Lucinda’s right-I really do stupid things sometimes, he told himself angrily.
He clambered up over the last large bulge of pale stone and into the shade of a tangle of oak and madrone trees where he crouched to catch his breath. He forced himself to get up again after only a couple of minutes and climbed the last hundred feet of the uneven slope, then stepped out onto the flat, windswept summit of the hill. And there it lay in front of him-not just a single object, but a shining, sparkling line several feet long snaking through a trail of trampled grass. He’d found it!
Tyler’s heart sped in triumph. He hurried toward the glittering track, then slowed, looking high and low to make sure that no one, scaly or otherwise, was watching him. Heart pounding, he paused beside his discovery…
… And found that it was nothing but a few dozen bottle caps strewn across the hilltop like confetti.
“Huh?” Tyler stared, disbelief rapidly turning into fury. What was this crap? Was this it? The thing he’d been searching for all day-the thing that he had climbed two high, hot hillsides to find?
“Crap,” he said, kicking at one of the shiny things. “Look at me,” he shouted in disgust, “Oh, yeah, I’m a hero! I’ve found the famous hoard of ancient bottle caps! ”
And they weren’t even that ancient-most of them looked like they were from regular modern pop bottles. So they weren’t even worth anything.

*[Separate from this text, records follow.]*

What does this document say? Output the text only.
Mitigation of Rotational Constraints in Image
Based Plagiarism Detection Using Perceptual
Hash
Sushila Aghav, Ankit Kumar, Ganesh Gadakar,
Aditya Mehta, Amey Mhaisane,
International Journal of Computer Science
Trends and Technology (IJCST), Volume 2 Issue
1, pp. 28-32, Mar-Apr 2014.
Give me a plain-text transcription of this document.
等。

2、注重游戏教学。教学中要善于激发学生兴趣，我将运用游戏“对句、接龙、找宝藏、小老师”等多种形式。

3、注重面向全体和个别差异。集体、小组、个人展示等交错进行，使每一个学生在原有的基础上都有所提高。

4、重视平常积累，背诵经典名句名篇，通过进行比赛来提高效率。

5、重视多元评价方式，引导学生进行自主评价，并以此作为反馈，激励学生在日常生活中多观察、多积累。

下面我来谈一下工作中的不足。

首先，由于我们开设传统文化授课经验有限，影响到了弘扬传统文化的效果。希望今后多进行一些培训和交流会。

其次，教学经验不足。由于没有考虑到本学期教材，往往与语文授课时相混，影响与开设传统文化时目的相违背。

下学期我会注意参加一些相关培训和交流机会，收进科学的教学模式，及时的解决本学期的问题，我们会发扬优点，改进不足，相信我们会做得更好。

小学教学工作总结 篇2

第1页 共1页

Tyler reached for his canteen, then remembered it was empty. Was this pathetic scatter really Alamu’s horde of stolen shiny things? Bottle caps, a couple of shiny pennies and a few bits of foil? Disgusted and very tired, Tyler was about to admit defeat and head down the hill when he noticed the bottle caps weren’t just scattered, or at least they didn’t look completely random, but lay in a rough line. In places the line stopped completely, but as he squinted his eyes against the afternoon light he could see that they did form a kind of trail across the hilltop, as if something had dropped them from a clumsy, toothy mouth…
On the way to where…?
He squinted his eyes, doing his best to follow the almost invisible line, which petered out at the top of the slope which faced away from the distant farmhouse. He looked down and saw another flash of reflected light in a clump of undergrowth about twenty yards down the steep slope-something very much larger than any bottle cap. He almost lost his balance several times as he hurried down the slope, racing the dying afternoon. As he drew nearer he saw that it was not an aimless growth of shrubs and small trees but a pile of trees and sticks and branches almost fifty feet wide, the sticks covered with brown leaves and the whole mass propped between the twisted trunks of several madrone trees growing at an angle on the hillside.